Tidak hanya simulasi head to head, Indikator Politik Indonesia turut memotret elektabilitas ketiga sosok tersebut. Hasilnya, elektabilitas Prabowo diklaim mengisi urutan pertama dilihat dari simulasi tiga capres.
Prabowo Subianto diklaim menempati puncak klasemen capres dengan dukungan 36,8 persen.
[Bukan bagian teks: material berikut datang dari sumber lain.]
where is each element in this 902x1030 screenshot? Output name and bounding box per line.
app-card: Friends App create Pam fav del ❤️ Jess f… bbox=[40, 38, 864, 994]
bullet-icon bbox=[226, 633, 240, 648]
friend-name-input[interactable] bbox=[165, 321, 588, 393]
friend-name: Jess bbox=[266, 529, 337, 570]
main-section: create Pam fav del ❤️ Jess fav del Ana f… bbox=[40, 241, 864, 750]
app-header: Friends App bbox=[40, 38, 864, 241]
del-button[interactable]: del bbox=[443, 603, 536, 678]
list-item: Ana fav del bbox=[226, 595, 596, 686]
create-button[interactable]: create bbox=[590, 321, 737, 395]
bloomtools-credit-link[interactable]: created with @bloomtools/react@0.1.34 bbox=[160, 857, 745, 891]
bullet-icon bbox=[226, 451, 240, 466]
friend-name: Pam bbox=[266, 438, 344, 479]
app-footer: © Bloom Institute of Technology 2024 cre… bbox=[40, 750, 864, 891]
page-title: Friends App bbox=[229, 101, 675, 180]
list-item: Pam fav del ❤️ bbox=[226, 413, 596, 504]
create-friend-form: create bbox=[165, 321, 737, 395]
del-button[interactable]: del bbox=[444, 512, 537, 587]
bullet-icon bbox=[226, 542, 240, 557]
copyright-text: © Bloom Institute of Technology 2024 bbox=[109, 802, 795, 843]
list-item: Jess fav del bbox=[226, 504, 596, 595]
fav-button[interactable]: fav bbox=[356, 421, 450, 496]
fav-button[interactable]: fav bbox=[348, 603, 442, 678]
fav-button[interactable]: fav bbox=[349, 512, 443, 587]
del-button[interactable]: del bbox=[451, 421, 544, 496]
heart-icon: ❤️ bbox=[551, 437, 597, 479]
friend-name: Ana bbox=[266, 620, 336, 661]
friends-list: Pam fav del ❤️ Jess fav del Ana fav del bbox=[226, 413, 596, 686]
Posisi kedua ditempati Ganjar Pranowo dengan 35,7 persen suara dan Anies Baswedan mengisi posisi ketiga dengan 21,5 persen dukungan.
Survei yang dilakukan Indikator Politik Indonesia sendiri digelar untuk periode 20-24 Juni 2023. Survei ini dilakukan kepada 1.220 responden dari seluruh Indonesia dengan wawancara dilakukan secara face to face.
Perlu diketahui serangkaian survei yang dilaksanakn dengan frekwensi tinggi dalam 6 bulan terakhir menciptakan tanda tanya tentang siapa dibalik pembiayaan survei yang sangat mahal iuntuk setiap survei mereka.
Disamping itu hasil survei yang dilaksanakan oleh berbagai lembaga survei di Indonesia termasuk hasil survei Indikator Politik Indonesia juga seringkali secara empiris tidak akurat.
hasil survei yang dilakukan berbagai lembaga survei di Indonesia termasuk Indikator Politik sifatnya hanya klaim karena tingkat akurasi secara empiris diragukan.
Sebagai bukti hasil survei Indikator Politik dalam survei- surveinya pada pilgub DKI 2017 selalu memenangkan Ahok tapi fakta hasil real count KPUD DKI Jakarta menghasilkan kemenangan telak untuk Anies.